Chemotherapy, in addition to surgery, irradiation, cryothermy and light coagulation has been used in three groups of patients with retinoblastoma. In the first group it was used to try to prevent the development of metastases in cases with large tumours (Reese-Ellsworth Grade 4-5), in the second group to treat local extra-ocular spread and in the third group to treat bony metastases. In the first group there were 14 children with unilateral and eight with bilateral disease (grade 4 or 5 in one or both eyes), who were given prophylactic chemotherapy; there were no significant complications. One child died from congenital heart disease five years after treatment with no signs of metastatic disease. The mean survival of the other 21 children is now 6.0 years (range 2.5-11 years). Six children with local extra-ocular spread, one with CNS involvement as well, had chemotherapy with only minor complications. One child who did not complete the chemotherapy or radiotherapy coursed died from CNS disease but the remaining five have survived for four to 13 years.

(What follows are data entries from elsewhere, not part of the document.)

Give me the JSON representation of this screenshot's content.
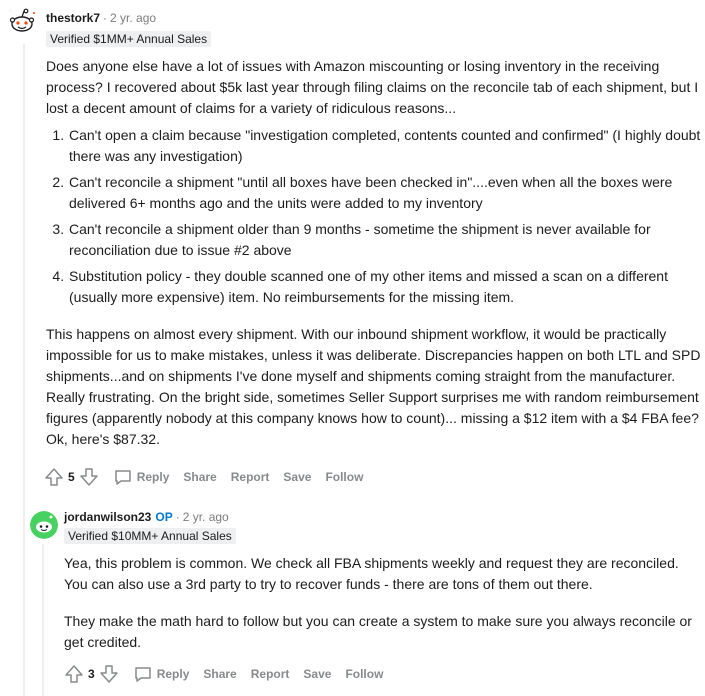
{
  "comment1": {
    "author": "thestork7",
    "time": "2 yr. ago",
    "flair": "Verified $1MM+ Annual Sales",
    "para1": "Does anyone else have a lot of issues with Amazon miscounting or losing inventory in the receiving process? I recovered about $5k last year through filing claims on the reconcile tab of each shipment, but I lost a decent amount of claims for a variety of ridiculous reasons...",
    "list": [
      "Can't open a claim because \"investigation completed, contents counted and confirmed\" (I highly doubt there was any investigation)",
      "Can't reconcile a shipment \"until all boxes have been checked in\"....even when all the boxes were delivered 6+ months ago and the units were added to my inventory",
      "Can't reconcile a shipment older than 9 months - sometime the shipment is never available for reconciliation due to issue #2 above",
      "Substitution policy - they double scanned one of my other items and missed a scan on a different (usually more expensive) item. No reimbursements for the missing item."
    ],
    "para2": "This happens on almost every shipment. With our inbound shipment workflow, it would be practically impossible for us to make mistakes, unless it was deliberate. Discrepancies happen on both LTL and SPD shipments...and on shipments I've done myself and shipments coming straight from the manufacturer. Really frustrating. On the bright side, sometimes Seller Support surprises me with random reimbursement figures (apparently nobody at this company knows how to count)... missing a $12 item with a $4 FBA fee? Ok, here's $87.32.",
    "score": "5",
    "actions": {
      "reply": "Reply",
      "share": "Share",
      "report": "Report",
      "save": "Save",
      "follow": "Follow"
    }
  },
  "comment2": {
    "author": "jordanwilson23",
    "op_badge": "OP",
    "time": "2 yr. ago",
    "flair": "Verified $10MM+ Annual Sales",
    "para1": "Yea, this problem is common. We check all FBA shipments weekly and request they are reconciled. You can also use a 3rd party to try to recover funds - there are tons of them out there.",
    "para2": "They make the math hard to follow but you can create a system to make sure you always reconcile or get credited.",
    "score": "3",
    "actions": {
      "reply": "Reply",
      "share": "Share",
      "report": "Report",
      "save": "Save",
      "follow": "Follow"
    }
  },
  "icons": [
    "snoo-avatar-icon",
    "upvote-icon",
    "downvote-icon",
    "comment-icon"
  ]
}
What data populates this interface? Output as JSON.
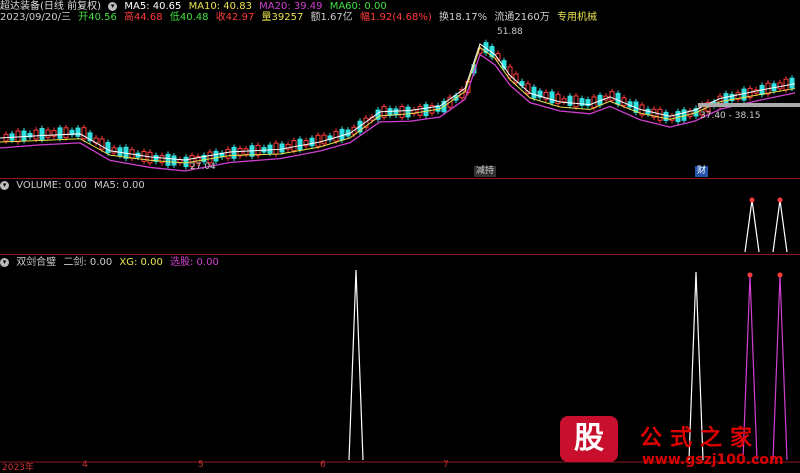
{
  "main_header": {
    "title": "超达装备(日线 前复权)",
    "ma5": "MA5: 40.65",
    "ma10": "MA10: 40.83",
    "ma20": "MA20: 39.49",
    "ma60": "MA60: 0.00",
    "date": "2023/09/20/三",
    "open": "开40.56",
    "high": "高44.68",
    "low": "低40.48",
    "close": "收42.97",
    "volume": "量39257",
    "amount": "额1.67亿",
    "change": "幅1.92(4.68%)",
    "turnover": "换18.17%",
    "float": "流通2160万",
    "tag": "专用机械"
  },
  "price_labels": {
    "high": "51.88",
    "low": "27.04",
    "range": "37.40 - 38.15"
  },
  "badges": {
    "b1": "减持",
    "b2": "财"
  },
  "volume_header": {
    "name": "VOLUME: 0.00",
    "ma5": "MA5: 0.00"
  },
  "indicator_header": {
    "name": "双剑合璧",
    "erjian": "二剑: 0.00",
    "xg": "XG: 0.00",
    "xuangu": "选股: 0.00"
  },
  "x_axis": [
    "2023年",
    "4",
    "5",
    "6",
    "7"
  ],
  "watermark": {
    "logo": "股",
    "title": "公式之家",
    "url": "www.gszj100.com"
  },
  "colors": {
    "up": "#ff3b3b",
    "down": "#33e0e0",
    "ma5": "#ffffff",
    "ma10": "#e8e050",
    "ma20": "#d040d0"
  }
}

Three children with bone metastases were treated with high dosage chemotherapy after marrow harvesting and then reinfusion of marrow; in two children this did not eliminate the tumour and they died but one child has now survived free from disease for six years. In our cases we have had encouraging results from the use of chemotherapy with few complications but other authors have suggested that there is a possibility of new primary tumours being caused by this treatment.